Note 3: the next 'safest' thing to do would be to put the drives in a safe system and dd each entire raw drive to a new disk, as well, giving you, theoretically, identical copies of your disks, but that would mean you'd need a like number of new disks, preferably of similar or identical size/type to the old ones but not strictly necessary. And only then attempt any of the above on one set of the drives while keeping the others aside for safe-keeping.

  • Thank you so much for your very detailed and clear response.
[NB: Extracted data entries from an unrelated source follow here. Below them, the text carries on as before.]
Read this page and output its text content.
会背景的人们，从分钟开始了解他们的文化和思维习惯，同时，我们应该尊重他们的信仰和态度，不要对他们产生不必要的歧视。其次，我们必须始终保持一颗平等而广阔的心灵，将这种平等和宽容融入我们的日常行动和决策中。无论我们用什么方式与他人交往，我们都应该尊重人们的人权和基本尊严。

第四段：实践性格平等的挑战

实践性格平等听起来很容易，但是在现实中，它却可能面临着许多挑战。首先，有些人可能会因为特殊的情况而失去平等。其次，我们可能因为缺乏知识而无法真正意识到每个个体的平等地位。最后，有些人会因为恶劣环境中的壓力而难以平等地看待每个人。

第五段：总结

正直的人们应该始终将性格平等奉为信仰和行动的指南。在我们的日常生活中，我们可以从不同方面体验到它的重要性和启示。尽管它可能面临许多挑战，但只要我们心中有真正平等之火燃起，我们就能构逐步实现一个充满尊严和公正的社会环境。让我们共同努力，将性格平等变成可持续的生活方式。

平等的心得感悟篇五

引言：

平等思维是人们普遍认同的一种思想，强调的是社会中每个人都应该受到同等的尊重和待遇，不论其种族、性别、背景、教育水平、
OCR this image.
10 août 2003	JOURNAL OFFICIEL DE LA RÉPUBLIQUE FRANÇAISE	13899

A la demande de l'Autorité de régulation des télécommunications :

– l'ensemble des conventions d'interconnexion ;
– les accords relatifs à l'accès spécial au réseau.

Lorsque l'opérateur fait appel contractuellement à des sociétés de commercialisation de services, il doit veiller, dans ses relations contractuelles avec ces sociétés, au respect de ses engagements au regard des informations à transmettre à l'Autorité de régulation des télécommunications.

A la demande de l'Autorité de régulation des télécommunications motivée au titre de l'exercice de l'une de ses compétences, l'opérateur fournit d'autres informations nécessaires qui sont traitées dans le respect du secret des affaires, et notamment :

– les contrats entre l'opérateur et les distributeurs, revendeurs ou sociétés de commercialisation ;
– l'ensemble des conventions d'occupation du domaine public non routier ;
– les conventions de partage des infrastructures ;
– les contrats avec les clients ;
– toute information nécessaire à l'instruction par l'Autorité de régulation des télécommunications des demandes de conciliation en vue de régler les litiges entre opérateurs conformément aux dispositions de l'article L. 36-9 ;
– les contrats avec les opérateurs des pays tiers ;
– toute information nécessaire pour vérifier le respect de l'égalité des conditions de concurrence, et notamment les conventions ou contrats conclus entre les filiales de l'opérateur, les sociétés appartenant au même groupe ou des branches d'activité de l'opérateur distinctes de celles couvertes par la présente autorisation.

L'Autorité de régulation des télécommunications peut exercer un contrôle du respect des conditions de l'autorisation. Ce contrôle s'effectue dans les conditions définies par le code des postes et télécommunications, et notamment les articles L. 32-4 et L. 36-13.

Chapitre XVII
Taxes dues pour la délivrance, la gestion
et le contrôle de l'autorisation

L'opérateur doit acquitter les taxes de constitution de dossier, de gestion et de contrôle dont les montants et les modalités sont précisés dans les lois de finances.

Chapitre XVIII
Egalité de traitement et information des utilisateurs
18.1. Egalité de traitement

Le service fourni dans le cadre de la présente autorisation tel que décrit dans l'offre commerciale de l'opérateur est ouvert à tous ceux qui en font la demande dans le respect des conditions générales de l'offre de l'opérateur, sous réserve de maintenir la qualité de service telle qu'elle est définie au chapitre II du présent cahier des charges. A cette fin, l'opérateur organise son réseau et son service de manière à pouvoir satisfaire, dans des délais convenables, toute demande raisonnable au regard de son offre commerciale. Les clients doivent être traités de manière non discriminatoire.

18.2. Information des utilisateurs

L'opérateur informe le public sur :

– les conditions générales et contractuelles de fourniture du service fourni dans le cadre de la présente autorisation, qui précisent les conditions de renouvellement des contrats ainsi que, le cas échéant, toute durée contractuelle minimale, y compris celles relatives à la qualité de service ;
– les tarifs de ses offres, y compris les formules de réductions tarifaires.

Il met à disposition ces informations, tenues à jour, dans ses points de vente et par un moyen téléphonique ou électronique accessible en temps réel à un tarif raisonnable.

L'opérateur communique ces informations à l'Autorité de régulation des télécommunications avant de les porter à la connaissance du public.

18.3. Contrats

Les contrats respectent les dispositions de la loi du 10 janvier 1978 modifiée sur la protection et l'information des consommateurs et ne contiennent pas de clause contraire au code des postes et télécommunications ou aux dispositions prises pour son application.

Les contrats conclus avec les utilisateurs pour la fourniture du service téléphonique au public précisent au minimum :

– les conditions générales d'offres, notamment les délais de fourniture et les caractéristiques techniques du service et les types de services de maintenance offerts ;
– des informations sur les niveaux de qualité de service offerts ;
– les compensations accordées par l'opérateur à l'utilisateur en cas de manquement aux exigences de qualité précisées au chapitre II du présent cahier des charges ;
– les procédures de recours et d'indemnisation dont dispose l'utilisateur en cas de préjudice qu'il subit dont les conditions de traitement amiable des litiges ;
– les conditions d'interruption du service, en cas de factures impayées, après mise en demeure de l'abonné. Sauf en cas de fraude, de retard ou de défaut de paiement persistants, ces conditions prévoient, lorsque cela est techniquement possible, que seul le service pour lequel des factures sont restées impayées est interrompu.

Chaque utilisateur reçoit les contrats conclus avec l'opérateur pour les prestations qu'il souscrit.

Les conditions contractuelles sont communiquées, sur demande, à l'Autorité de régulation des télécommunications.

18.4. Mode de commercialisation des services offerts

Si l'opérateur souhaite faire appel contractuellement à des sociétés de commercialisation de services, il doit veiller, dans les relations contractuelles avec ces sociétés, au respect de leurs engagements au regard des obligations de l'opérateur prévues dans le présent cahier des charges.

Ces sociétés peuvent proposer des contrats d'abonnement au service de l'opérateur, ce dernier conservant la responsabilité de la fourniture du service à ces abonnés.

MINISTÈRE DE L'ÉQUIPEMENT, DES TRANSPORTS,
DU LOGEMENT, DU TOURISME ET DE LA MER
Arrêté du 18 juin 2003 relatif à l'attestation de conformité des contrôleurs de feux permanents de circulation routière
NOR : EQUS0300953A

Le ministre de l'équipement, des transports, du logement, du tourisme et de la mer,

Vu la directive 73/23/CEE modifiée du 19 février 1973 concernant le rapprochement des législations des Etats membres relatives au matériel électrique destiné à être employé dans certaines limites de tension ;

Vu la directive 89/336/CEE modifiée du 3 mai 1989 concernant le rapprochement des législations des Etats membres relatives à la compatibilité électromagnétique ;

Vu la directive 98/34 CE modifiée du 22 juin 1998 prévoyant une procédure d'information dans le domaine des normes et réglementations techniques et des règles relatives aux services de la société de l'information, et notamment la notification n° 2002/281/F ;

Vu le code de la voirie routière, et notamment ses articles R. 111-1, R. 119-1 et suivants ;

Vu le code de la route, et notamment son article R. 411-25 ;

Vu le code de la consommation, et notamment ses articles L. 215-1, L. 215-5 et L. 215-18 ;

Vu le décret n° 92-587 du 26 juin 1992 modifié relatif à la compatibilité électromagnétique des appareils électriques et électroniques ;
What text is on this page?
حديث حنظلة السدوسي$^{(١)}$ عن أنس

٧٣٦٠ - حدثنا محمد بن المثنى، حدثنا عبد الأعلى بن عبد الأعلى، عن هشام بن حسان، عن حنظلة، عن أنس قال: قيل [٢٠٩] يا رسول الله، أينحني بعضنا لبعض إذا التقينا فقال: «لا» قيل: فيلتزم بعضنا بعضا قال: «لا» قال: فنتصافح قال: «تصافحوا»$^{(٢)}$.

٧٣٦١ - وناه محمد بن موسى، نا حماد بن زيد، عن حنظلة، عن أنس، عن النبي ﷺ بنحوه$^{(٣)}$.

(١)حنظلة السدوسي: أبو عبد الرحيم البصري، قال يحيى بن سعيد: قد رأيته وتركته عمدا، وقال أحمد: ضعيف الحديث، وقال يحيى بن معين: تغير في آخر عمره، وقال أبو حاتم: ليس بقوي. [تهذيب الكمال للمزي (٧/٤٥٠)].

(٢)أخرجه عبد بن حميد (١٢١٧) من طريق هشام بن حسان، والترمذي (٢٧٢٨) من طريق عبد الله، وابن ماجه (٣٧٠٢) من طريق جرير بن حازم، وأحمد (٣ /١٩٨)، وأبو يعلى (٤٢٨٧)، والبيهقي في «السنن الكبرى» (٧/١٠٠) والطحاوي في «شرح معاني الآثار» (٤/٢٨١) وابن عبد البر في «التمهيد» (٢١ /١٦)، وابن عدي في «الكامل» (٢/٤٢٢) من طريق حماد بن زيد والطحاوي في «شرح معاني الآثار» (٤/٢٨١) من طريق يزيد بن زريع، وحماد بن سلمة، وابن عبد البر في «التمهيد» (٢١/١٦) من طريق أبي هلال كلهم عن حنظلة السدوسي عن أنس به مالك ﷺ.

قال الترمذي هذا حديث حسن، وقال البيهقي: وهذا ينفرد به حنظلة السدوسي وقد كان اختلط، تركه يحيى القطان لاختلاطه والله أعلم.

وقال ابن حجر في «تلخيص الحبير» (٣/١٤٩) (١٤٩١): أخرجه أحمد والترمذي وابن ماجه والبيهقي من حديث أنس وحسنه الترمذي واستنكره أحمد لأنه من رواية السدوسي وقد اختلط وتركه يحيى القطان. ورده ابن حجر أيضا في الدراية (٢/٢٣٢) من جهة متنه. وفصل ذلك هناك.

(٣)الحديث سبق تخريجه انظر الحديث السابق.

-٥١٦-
I will definitely be doing my homework now on the various importing methods, zdb, txg_id, etc. Anything I can salvage would be a bonus at this point, as I have reconciled myself to the very likely outcome of not being able to recover my data. The disks are currently safe: I have shutdown the machine and it will remain in that state until I am ready to take further action. Dec 22, 2013 at 22:50
  • 1
    Also, another course of action that someone else has suggested is to swap PCBs (ta2 and ta4 are identical), but I thought it would be best to exhaust all possible software-based solutions before getting my hands dirty. Dec 22, 2013 at 22:55
  • 2
    Hi Nex7, once again I'd like to thank you for pointing me in the direction of the many robust importing options of zpool, I've read up a lot on the matter. In any case, though, I have wonderful news to report: I ended up biting the bullet and swapping the PCBs given that the drives are identical, and lo and behold, /gpt/ta2 is back. I have now replaced /gpt/ta4 and it is resilvering as I type. This has served as a very valuable lesson for me! Dec 23, 2013 at 15:24
  • Very glad you got it to work out, @indotoonster! This is an area that ZFS really needs both more documentation about and an easier/more robust set of options/tools to deal with weird situations. Hopefully developers will donate their time and effort at streamlining this sort of stuff, and it will become better understood as time goes on. :)
    – Nex7
    Dec 27, 2013 at 22:55
  • I know it's been a while since this answer was posted, but this sounds like another excellent illustration of how RAID is not a backup. While the OP may have chosen to go the route taken anyway, I'm sure that having a recent backup that could, in the worst case, simply be restored onto new drives, would have been a great stress reliever during the process of recovery.